The National Center for Disaster Fraud can be reach by phone 866-720-5721, fax 225-334-4707, and e-mail In addition, suspicious e-mail solicitations or fraudulent Web sites can be reported to the FBI’s Internet Crime Complaint Center at

Meth Labs

The Kentucky State Police (KSP) released its 2009 methamphetamine lab statistics and report that there were 716 meth labs in Kentucky last year, which is an all-time high for the state, increasing sixty percent over the 2008 totals.

Methamphetamine is not just a problem in Kentucky. Occurrences of meth labs have been on the rise across the country and states are scrambling to find solutions. According to the El Paso Intelligence Center, Kentucky ranks third nationally for the number of meth labs discovered in 2009. Missouri ranks first with 1,537 labs, followed by Indiana with 1,096.

Contributing to meth’s popularity is the relatively easy cooking process, the highly addictive nature of the drug, and the ease of obtaining pseudoephedrine. With a small investment consisting of supplies bought from neighborhood stores, dealers can easily cook up hundreds of dollars worth of a drug so addictive, that users quickly descend into an abyss of violence and crime to get their next high.

The development of a quicker, more efficient method for producing meth, called the “one-pot” or “shake-and-bake” method may be partially blamed for this spike. This method leads to a great deal of pressure inside the container and can easily cause an explosion. The mixture of toxic ingredients in this process results in a chemical reaction, which changes the pseudoephedrine into methamphetamine.
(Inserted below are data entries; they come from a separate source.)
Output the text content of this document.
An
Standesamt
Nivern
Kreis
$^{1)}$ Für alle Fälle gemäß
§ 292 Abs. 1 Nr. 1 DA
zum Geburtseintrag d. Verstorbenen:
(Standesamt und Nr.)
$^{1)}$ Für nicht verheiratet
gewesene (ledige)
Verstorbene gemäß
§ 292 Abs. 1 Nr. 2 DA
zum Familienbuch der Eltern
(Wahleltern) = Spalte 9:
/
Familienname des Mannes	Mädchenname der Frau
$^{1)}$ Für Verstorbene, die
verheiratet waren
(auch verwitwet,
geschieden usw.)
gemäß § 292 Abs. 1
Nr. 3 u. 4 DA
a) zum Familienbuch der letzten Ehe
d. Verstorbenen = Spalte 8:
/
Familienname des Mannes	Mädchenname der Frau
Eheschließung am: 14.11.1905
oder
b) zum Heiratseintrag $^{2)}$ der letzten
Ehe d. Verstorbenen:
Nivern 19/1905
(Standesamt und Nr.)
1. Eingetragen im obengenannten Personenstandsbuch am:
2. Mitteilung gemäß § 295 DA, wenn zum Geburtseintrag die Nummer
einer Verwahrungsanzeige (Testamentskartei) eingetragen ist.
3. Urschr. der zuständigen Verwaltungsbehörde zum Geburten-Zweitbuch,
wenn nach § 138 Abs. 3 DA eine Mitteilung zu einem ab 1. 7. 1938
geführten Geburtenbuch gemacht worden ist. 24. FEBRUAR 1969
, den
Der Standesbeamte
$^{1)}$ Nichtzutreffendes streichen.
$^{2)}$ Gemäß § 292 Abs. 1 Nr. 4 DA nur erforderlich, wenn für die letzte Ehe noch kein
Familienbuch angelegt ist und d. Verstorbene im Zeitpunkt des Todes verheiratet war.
Trend analysis in Kentucky and other states show that meth labs are moving into urban areas because of the ease of the one-step method. In 2009, 240 Kentucky meth labs were found in structures that are classified as multifamily dwellings, which include apartment complexes, hotels, and motels. Seventy-four meth labs were found in vehicles, and over 148 labs were found in locations within 1,000 yards of a school. The trend is smaller labs within city limits are escalating while a reduced number of rural labs are increasing their output.

The total cost to KSP last year to remove the 716 reported meth labs totaled $1,373,825. These costs include the discovery of labs, certified lab responder salaries, removal and transportation of waste from the scene, and hazardous waste disposal fees. This does not include costs to social service organizations, remediation, incarceration, or medical expenses incurred.